- Occupations: Reporter, News anchor
- Employer: Mediaworks New Zealand
- Spouse: Ross Karl

= Janika ter Ellen =

New Zealand television presenter

Janika ter Ellen is a New Zealand television broadcaster who was previously a news anchor for the Sky TV owned News show, Prime News, which broadcast on Sky Channel 004 and Freeview Channel 10. She has also previously worked across The Paul Henry Show, Firstline, 3 News' 6pm bulletin, and Nightline, covering everything from the Scott Guy trial to New Zealand Fashion Week, being a reporter for the past three years for 3 News before joining The Paul Henry Show lineup as the news presenter.

She is married to Ross Karl, rugby reporter for the now-defunct Newshub.

==Career==
She studied political science and media studies at Victoria University of Wellington, before completing her journalism training at the New Zealand Broadcasting School in Christchurch.
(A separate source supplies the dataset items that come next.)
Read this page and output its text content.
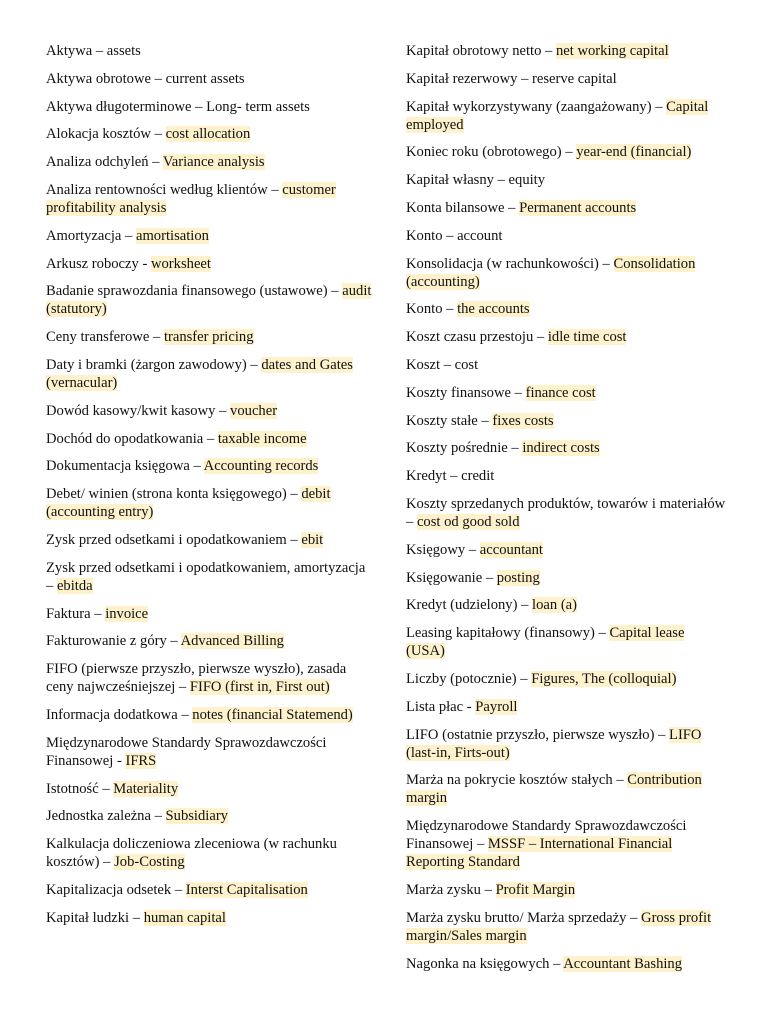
Aktywa – assets

Aktywa obrotowe – current assets

Aktywa długoterminowe – Long- term assets

Alokacja kosztów – cost allocation

Analiza odchyleń – Variance analysis

Analiza rentowności według klientów – customer profitability analysis

Amortyzacja – amortisation

Arkusz roboczy - worksheet

Badanie sprawozdania finansowego (ustawowe) – audit (statutory)

Ceny transferowe – transfer pricing

Daty i bramki (żargon zawodowy) – dates and Gates (vernacular)

Dowód kasowy/kwit kasowy – voucher

Dochód do opodatkowania – taxable income

Dokumentacja księgowa – Accounting records

Debet/ winien (strona konta księgowego) – debit (accounting entry)

Zysk przed odsetkami i opodatkowaniem – ebit

Zysk przed odsetkami i opodatkowaniem, amortyzacja – ebitda

Faktura – invoice

Fakturowanie z góry – Advanced Billing

FIFO (pierwsze przyszło, pierwsze wyszło), zasada ceny najwcześniejszej – FIFO (first in, First out)

Informacja dodatkowa – notes (financial Statemend)

Międzynarodowe Standardy Sprawozdawczości Finansowej - IFRS

Istotność – Materiality

Jednostka zależna – Subsidiary

Kalkulacja doliczeniowa zleceniowa (w rachunku kosztów) – Job-Costing

Kapitalizacja odsetek – Interst Capitalisation

Kapitał ludzki – human capital

Kapitał obrotowy netto – net working capital

Kapitał rezerwowy – reserve capital

Kapitał wykorzystywany (zaangażowany) – Capital employed

Koniec roku (obrotowego) – year-end (financial)

Kapitał własny – equity

Konta bilansowe – Permanent accounts

Konto – account

Konsolidacja (w rachunkowości) – Consolidation (accounting)

Konto – the accounts

Koszt czasu przestoju – idle time cost

Koszt – cost

Koszty finansowe – finance cost

Koszty stałe – fixes costs

Koszty pośrednie – indirect costs

Kredyt – credit

Koszty sprzedanych produktów, towarów i materiałów – cost od good sold

Księgowy – accountant

Księgowanie – posting

Kredyt (udzielony) – loan (a)

Leasing kapitałowy (finansowy) – Capital lease (USA)

Liczby (potocznie) – Figures, The (colloquial)

Lista płac - Payroll

LIFO (ostatnie przyszło, pierwsze wyszło) – LIFO (last-in, Firts-out)

Marża na pokrycie kosztów stałych – Contribution margin

Międzynarodowe Standardy Sprawozdawczości Finansowej – MSSF – International Financial Reporting Standard

Marża zysku – Profit Margin

Marża zysku brutto/ Marża sprzedaży – Gross profit margin/Sales margin

Nagonka na księgowych – Accountant Bashing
After a six-month stint at RadioLIVE, she joined 3 News. She has been a reporter for 3 News for three years, based in the Wellington bureau, and has worked across Firstline, 3 News’ 6pm bulletin, and Nightline.

On 27 January 2014, The Paul Henry Show premiered on TV3, with ter Ellen as the news presenter alongside show host Paul Henry.

She was the recipient of the Best Dressed Female Supreme Award in David Hartnell's 2014 Best-Dressed List.